The difficulty with understanding climatology is that the predicted changes are not immediate. These changes occur over decades and centuries (barely two centuries according to latest predictions). So, rather than guessing where the coastline will be in 96 years time or whether we can grow grapes in the Midlands let's take a fictional country and try to understand what might happen.
The country of "Safee" has a population of 67 million people and enjoys a vibrant fishing industry, 2 harvests a year of cereals, vegetables and fruit and a popular and lucrative wine industry. Over the next 75 years the rise in sea levels spills over into the low lands where 40% of your crops are grown. Your sea defences keep failing due to tropical style storm surges and renders the soil poisoned by salt. A series of droughts has withered the vineyards on the mountain slopes so you no longer make any money from your wine exports (all the related jobs have gone too). Flash flooding keeps washing the remaining good quality top soil into the rivers chocking the fresh water fish. More and more countries are ignoring your fishing territories which is becoming increasingly difficult to police with a navy that you can no longer afford.
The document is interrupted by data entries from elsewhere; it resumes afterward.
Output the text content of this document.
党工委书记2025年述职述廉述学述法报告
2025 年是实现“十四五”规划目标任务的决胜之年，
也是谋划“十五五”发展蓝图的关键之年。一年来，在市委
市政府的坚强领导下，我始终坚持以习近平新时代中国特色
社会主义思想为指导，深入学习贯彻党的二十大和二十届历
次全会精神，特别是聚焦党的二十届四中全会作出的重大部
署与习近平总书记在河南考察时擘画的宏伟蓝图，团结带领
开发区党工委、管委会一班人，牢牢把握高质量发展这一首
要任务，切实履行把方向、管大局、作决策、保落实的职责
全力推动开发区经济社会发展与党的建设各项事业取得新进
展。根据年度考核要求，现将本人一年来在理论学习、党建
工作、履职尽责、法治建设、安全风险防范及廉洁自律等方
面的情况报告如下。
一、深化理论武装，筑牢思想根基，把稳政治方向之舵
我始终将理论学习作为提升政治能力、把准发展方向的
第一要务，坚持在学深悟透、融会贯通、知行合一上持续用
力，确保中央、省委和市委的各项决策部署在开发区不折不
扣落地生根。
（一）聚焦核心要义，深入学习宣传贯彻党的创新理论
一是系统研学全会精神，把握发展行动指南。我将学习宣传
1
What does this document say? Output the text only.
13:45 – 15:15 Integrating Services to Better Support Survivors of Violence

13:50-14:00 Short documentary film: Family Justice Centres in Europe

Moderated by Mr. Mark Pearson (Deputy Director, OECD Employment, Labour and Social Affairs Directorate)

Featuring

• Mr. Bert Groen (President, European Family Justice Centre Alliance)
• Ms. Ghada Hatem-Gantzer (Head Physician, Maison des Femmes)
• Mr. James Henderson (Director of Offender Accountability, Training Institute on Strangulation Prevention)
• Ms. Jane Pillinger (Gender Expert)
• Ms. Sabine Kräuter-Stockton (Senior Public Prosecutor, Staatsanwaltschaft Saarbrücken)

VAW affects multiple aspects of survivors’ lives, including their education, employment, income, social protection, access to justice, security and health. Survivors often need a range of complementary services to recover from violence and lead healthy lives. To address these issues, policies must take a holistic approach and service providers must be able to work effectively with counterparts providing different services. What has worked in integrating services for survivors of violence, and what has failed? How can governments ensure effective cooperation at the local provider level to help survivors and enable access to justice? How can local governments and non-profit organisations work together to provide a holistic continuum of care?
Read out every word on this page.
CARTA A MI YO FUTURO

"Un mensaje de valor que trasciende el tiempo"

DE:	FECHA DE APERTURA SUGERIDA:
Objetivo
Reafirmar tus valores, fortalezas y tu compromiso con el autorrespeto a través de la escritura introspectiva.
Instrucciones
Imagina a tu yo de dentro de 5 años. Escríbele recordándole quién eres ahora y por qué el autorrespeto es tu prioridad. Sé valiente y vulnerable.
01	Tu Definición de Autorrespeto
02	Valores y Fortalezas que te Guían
Your neighbouring country of "Greedy" is doing very well indeed from climate change. They can grow more crops. Their wines are regarded as some of the best in the world and their navy has no problem chasing off the scavengers. People from "Safee" understandably begin to emigrate to "Greedy". It starts with the highly skilled professionals who are very much in demand. This results in a shortage of skilled jobs at home and the lost revenue begins to affect your own education facilities which becomes a downward spiral. Then the less skilled workers begin to leave for the country next door. Ethnic tensions in "Greedy" begin to rise. Both governments begin to fall out because "Greedy" add additional duties to the foods your import. Political tensions between the neighbouring countries escalate as crime amongst illegal immigrants rises. Where does all this go?
This is an extremely and purely fictional example but listening to the words of the UN's Special Representative on Food, Security and Nutrition and you'll be left feeling like you've had a spanking. More incentives for private companies are needed to encourage the right kind of change if we are to maintain stability in the fair distribution of food across the planet. And the reason they are so adamant about this subject probably has something to do with the fact that we haven’t managed to crack this nut properly yet – and this classes as the good time (from a climate change point of view).
So now you have the "big picture" it's important to ensure that you do your bit for the environment at every single opportunity.